Si personne ne nous lit, à quoi ça sert de faire des brouillons.
J'en ai des tonnes dans mon cahier, sur mon ordi , des "sans titre" car je me sens honteuse de leur donner le nom d'articles.
D'ailleurs, même ici, ce qui me pose le plus de problèmes, ce sont les titres et les tags.
Parfois, j'ai l'impression de vouloir mettre en place un mode d'emploi de ma personne, afin de pouvoir le relire, et mieux arriver à me cerner, à me définir.
Si je laisse ma vie réelle (rien qu'à l'écrire le mot paraît dénué de sens) de côté, c'est plus une question de circonstances que de choix.
Je ne souhaite pas surfer sur la vague du mystère.
C'est juste qu'en ce moment il ne m'arrive rien. Mais vraiment rien.

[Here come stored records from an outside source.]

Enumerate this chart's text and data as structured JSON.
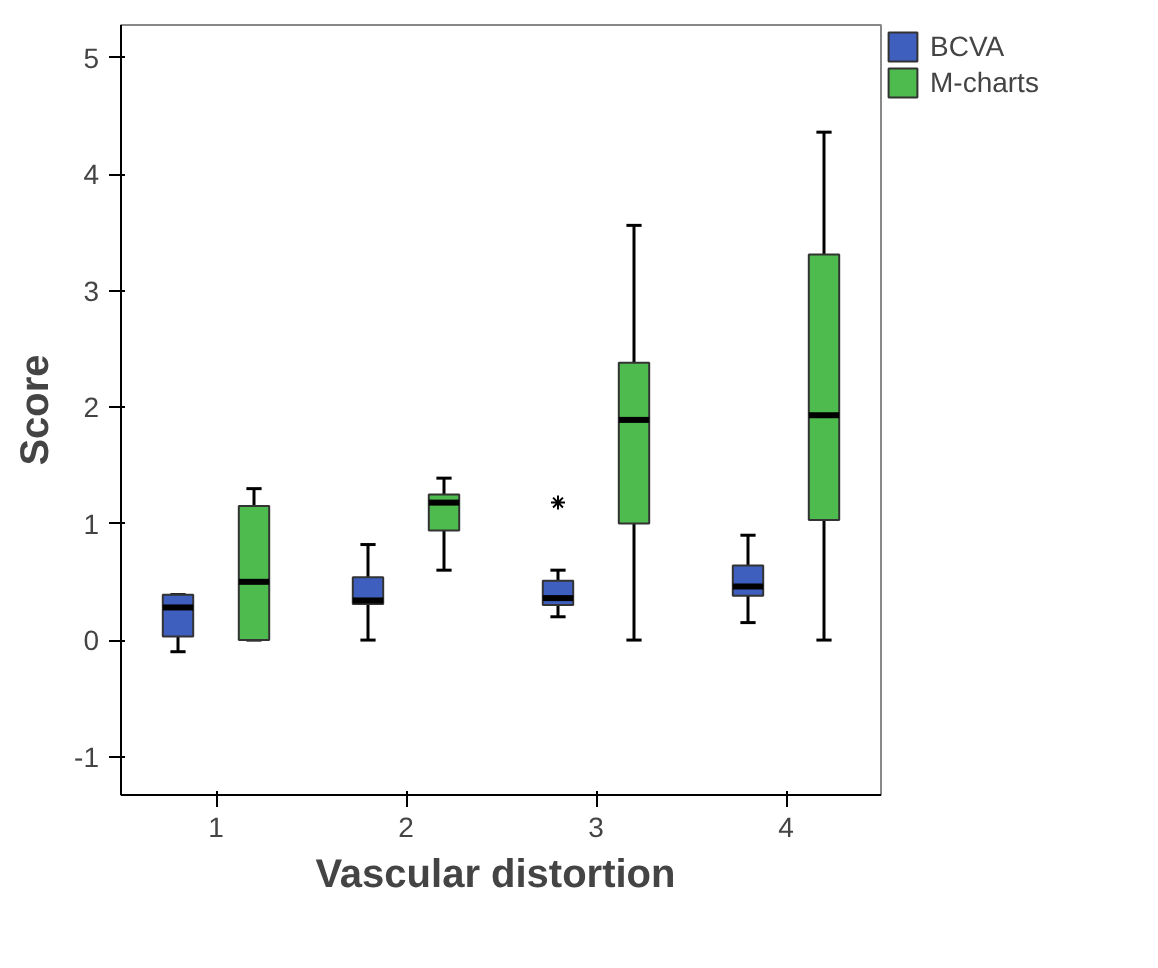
{
  "chart_data": {
    "type": "box",
    "xlabel": "Vascular  distortion",
    "ylabel": "Score",
    "categories": [
      "1",
      "2",
      "3",
      "4"
    ],
    "ylim": [
      -1.33,
      5.28
    ],
    "yticks": [
      -1,
      0,
      1,
      2,
      3,
      4,
      5
    ],
    "grid": false,
    "legend": "top right",
    "marker": "star",
    "series": [
      {
        "name": "BCVA",
        "color": "#3f5fbf",
        "boxes": [
          {
            "low": -0.1,
            "q1": 0.03,
            "median": 0.28,
            "q3": 0.39,
            "high": 0.39
          },
          {
            "low": 0.0,
            "q1": 0.31,
            "median": 0.34,
            "q3": 0.54,
            "high": 0.82
          },
          {
            "low": 0.2,
            "q1": 0.3,
            "median": 0.36,
            "q3": 0.51,
            "high": 0.6,
            "outliers": [
              1.18
            ]
          },
          {
            "low": 0.15,
            "q1": 0.38,
            "median": 0.46,
            "q3": 0.64,
            "high": 0.9
          }
        ]
      },
      {
        "name": "M-charts",
        "color": "#4dbb4d",
        "boxes": [
          {
            "low": 0.0,
            "q1": 0.0,
            "median": 0.5,
            "q3": 1.15,
            "high": 1.3
          },
          {
            "low": 0.6,
            "q1": 0.94,
            "median": 1.18,
            "q3": 1.25,
            "high": 1.39
          },
          {
            "low": 0.0,
            "q1": 1.0,
            "median": 1.89,
            "q3": 2.38,
            "high": 3.56
          },
          {
            "low": 0.0,
            "q1": 1.03,
            "median": 1.93,
            "q3": 3.31,
            "high": 4.36
          }
        ]
      }
    ]
  }
}
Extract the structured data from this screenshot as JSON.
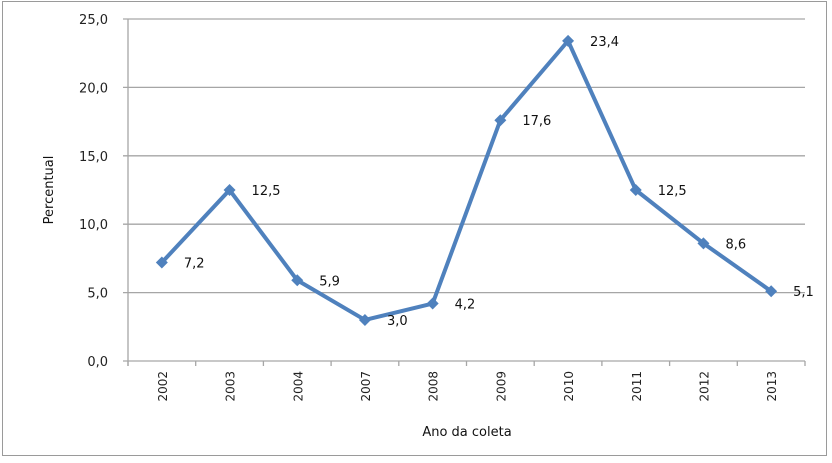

Ou bien tant de choses qui sont liées à mon passé, et je comprends peu à peu l'importance et l'urgence de s'en détacher.
Je suis épuisée à l'idée de me réfugier derrière, de trouver le pourquoi du comment de mes réactions, de revenir à la source.
Dans les faits, ça ne change rien, sans compter que ce n'est pas franchement rassurant de se sentir à ce point conditionnée et donc prisonnière.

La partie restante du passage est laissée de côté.